La ditta deve quindi:
chiudere temporaneamente l’acqua, se necessario;
isolare il tratto danneggiato;
riparare la perdita;
evitare ulteriori infiltrazioni;
lasciare traccia dei materiali sostituiti;
conservare fotografie, fatture e descrizione dell’intervento.
5. Individuazione delle responsabilità
Dopo la ricerca del guasto bisogna capire da dove proviene il danno.
Se la perdita deriva da una tubazione privata, da un sanitario, da un flessibile o da un impianto interno dell’appartamento superiore, la responsabilità ricade normalmente sul proprietario o sull’utilizzatore dell’unità, secondo il caso concreto.

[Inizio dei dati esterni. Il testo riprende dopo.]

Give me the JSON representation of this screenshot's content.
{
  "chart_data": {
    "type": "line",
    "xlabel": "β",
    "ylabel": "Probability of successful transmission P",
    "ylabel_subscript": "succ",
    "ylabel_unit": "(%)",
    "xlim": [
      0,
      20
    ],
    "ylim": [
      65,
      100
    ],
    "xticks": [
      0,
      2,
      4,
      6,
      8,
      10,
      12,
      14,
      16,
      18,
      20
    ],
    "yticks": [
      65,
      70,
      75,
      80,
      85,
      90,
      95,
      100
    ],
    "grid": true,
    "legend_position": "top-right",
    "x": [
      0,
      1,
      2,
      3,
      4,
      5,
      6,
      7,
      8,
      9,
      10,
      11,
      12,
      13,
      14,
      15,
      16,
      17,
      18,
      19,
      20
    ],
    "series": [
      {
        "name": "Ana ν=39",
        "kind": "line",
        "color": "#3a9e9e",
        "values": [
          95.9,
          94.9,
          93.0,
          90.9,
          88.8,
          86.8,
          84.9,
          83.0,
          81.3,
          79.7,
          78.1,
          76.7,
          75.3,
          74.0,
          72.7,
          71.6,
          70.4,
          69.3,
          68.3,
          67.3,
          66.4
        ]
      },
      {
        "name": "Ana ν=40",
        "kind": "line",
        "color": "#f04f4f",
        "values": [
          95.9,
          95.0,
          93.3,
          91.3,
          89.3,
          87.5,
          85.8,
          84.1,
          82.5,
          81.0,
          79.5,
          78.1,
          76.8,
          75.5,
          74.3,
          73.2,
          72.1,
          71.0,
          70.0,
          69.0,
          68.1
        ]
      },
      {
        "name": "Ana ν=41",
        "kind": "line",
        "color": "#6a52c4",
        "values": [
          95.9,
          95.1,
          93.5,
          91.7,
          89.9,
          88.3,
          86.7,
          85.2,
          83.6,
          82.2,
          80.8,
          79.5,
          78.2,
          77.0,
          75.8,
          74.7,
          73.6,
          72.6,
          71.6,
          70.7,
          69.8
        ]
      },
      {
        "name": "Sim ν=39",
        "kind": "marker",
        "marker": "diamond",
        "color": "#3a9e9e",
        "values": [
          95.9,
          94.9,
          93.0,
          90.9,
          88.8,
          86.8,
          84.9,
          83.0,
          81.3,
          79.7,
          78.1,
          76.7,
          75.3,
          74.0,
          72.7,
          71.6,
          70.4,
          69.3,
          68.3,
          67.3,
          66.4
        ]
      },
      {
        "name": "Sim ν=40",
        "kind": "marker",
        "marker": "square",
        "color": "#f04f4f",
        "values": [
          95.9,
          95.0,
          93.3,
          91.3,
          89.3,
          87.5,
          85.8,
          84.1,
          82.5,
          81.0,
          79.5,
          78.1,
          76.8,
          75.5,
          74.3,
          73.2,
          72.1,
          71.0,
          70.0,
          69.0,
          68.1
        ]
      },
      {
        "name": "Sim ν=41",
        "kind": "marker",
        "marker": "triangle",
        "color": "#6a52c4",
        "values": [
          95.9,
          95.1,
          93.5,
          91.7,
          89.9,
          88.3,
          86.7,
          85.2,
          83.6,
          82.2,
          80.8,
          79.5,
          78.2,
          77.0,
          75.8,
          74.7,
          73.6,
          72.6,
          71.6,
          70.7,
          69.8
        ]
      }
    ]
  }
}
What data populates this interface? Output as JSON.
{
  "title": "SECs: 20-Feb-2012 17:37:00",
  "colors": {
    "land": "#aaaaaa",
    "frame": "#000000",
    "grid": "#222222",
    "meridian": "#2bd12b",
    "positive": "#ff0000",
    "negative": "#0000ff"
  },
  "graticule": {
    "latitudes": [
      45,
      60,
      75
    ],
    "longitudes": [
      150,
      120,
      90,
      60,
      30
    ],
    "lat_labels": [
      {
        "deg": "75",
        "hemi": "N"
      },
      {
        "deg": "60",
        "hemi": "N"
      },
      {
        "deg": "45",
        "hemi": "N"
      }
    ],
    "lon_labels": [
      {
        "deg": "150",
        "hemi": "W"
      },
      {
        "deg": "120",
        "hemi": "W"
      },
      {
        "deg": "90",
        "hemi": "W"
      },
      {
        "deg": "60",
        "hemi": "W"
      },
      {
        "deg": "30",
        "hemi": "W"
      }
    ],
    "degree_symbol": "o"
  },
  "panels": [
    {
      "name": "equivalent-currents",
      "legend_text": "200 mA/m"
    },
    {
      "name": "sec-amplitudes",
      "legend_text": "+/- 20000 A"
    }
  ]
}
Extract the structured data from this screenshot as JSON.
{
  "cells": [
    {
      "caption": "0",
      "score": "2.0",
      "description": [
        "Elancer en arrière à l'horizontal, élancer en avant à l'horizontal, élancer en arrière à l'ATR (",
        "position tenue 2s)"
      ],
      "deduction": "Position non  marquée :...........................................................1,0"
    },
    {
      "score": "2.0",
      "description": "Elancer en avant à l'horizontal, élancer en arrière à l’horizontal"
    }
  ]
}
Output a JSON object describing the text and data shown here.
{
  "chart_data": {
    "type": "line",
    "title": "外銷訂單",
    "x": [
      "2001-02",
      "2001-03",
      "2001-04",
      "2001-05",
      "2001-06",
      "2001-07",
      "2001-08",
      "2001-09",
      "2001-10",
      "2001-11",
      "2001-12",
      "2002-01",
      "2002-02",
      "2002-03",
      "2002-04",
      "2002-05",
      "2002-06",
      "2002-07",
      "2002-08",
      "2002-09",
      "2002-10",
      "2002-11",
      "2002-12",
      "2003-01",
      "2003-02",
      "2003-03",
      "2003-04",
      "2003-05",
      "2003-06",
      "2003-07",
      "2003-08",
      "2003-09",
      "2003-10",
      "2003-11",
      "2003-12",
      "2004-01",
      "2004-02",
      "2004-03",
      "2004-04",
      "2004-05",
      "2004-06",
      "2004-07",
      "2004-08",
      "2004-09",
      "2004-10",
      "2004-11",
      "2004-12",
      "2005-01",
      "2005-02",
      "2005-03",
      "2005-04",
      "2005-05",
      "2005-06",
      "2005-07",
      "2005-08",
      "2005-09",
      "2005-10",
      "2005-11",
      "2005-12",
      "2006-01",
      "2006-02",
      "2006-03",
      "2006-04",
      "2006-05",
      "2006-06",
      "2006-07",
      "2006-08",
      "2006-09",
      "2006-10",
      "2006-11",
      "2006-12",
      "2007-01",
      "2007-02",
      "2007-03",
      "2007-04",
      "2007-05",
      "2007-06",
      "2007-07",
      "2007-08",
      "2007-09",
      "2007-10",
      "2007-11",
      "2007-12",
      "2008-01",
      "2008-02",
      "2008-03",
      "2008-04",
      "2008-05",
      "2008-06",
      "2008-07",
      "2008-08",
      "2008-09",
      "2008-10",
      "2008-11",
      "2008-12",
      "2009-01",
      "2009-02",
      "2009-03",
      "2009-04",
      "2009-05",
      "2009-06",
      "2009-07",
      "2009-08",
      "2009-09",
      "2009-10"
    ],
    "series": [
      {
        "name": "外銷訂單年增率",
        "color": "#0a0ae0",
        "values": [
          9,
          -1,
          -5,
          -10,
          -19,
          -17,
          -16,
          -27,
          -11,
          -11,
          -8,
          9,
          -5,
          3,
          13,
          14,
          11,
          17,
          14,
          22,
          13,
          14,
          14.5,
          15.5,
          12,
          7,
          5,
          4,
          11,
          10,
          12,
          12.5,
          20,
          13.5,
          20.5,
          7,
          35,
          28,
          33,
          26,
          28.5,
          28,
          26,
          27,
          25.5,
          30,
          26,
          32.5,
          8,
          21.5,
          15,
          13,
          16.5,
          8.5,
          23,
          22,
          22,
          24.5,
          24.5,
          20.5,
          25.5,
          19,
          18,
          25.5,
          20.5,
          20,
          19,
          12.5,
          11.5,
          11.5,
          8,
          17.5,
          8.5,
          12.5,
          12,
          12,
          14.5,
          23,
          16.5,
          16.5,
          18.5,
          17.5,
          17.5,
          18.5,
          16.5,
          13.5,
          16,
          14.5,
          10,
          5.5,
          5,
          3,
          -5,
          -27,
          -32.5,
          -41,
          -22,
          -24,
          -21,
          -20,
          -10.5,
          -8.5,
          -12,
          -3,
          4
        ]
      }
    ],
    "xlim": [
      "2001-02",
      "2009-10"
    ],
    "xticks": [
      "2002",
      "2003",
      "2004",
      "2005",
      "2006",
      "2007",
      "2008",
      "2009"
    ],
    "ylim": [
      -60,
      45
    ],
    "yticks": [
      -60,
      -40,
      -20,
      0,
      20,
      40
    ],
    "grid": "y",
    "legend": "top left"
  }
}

Se invece l’infiltrazione proviene da colonne condominiali, facciate, coperture, lastrici comuni o altre parti comuni, il soggetto coinvolto è il condominio.
Caso particolare è il lastrico solare o terrazzo a uso esclusivo: l’art. 1126 c.c. prevede, in linea generale, che le spese di riparazione siano ripartite per un terzo a carico di chi ne ha l’uso esclusivo e per due terzi a carico dei condomini sottostanti cui il lastrico serve da copertura.
6. Riparazione del guasto e ripristino dei danni
Una volta eliminata la causa, si passa ai ripristini.
Bisogna distinguere tra:
riparazione della causa, cioè tubo, scarico, guaina, terrazzo, colonna;
ripristino delle opere danneggiate, cioè intonaco, tinteggiatura, pavimento, mobili, controsoffitti o altri beni;
eventuali danni indiretti, come inutilizzabilità temporanea di locali o necessità di asciugatura professionale.
Prima di tinteggiare o chiudere le murature, è opportuno verificare che l’umidità sia rientrata. Ripristinare troppo presto può causare nuove macchie e contestazioni.
7. Denuncia del sinistro all’assicurazione del fabbricato
L’amministratore deve verificare se il condominio dispone di una polizza globale fabbricati e se il danno rientra nelle garanzie previste.
La denuncia del sinistro deve contenere:
data della segnalazione;
descrizione dell’evento;
unità immobiliari coinvolte;
fotografie;
relazione della ditta;
preventivi o fatture;
dati del danneggiato;
indicazione della possibile causa;
richiesta di apertura della pratica e nomina del perito.
L’amministratore deve poi seguire la pratica, coordinare il sopralluogo del perito, trasmettere i documenti richiesti e aggiornare i condomini interessati.
8. Perizia, liquidazione e rimborsi
Il perito incaricato dall’assicurazione verifica la causa, valuta i danni e propone una liquidazione. L’amministratore deve controllare che siano considerati tutti i danni documentati.
Una volta ricevuto l’indennizzo, si procede ai rimborsi:
al condominio, se ha anticipato le spese;
alla ditta, se la fattura deve essere saldata direttamente;
al condomino danneggiato, se ha sostenuto costi propri;
ai soggetti responsabili, se hanno anticipato somme coperte dalla polizza.
È importante chiarire che l’assicurazione non sempre copre tutto: possono esserci franchigie, scoperti, esclusioni o danni non indennizzabili. In questi casi, la parte non coperta va ripartita secondo responsabilità e criteri di legge.
9. Cosa deve conservare l’amministratore
Per una gestione corretta, l’amministratore deve archiviare:
segnalazione iniziale;
comunicazioni ai condomini;
foto e video;
relazione tecnica;
preventivi;
fatture;
denuncia di sinistro;
comunicazioni con assicurazione e perito;
quietanza di liquidazione;
prospetto dei rimborsi;
eventuale delibera assembleare, se necessaria.
Una gestione ordinata evita contestazioni e dimostra che il condominio ha agito con tempestività.
In caso di infiltrazione d’acqua da un piano superiore, la rapidità è decisiva. Bisogna prima fermare la perdita, poi individuare la causa, documentare il danno, riparare il guasto, attivare l’assicurazione e procedere ai rimborsi.
La ditta di manutenzione deve lavorare in modo tecnico e documentato. I condomini coinvolti devono collaborare consentendo l’accesso agli immobili. L’amministratore deve coordinare tutte le fasi, tutelare le parti comuni, aprire il sinistro con l’assicurazione del fabbricato e garantire che i danneggiati ricevano quanto dovuto.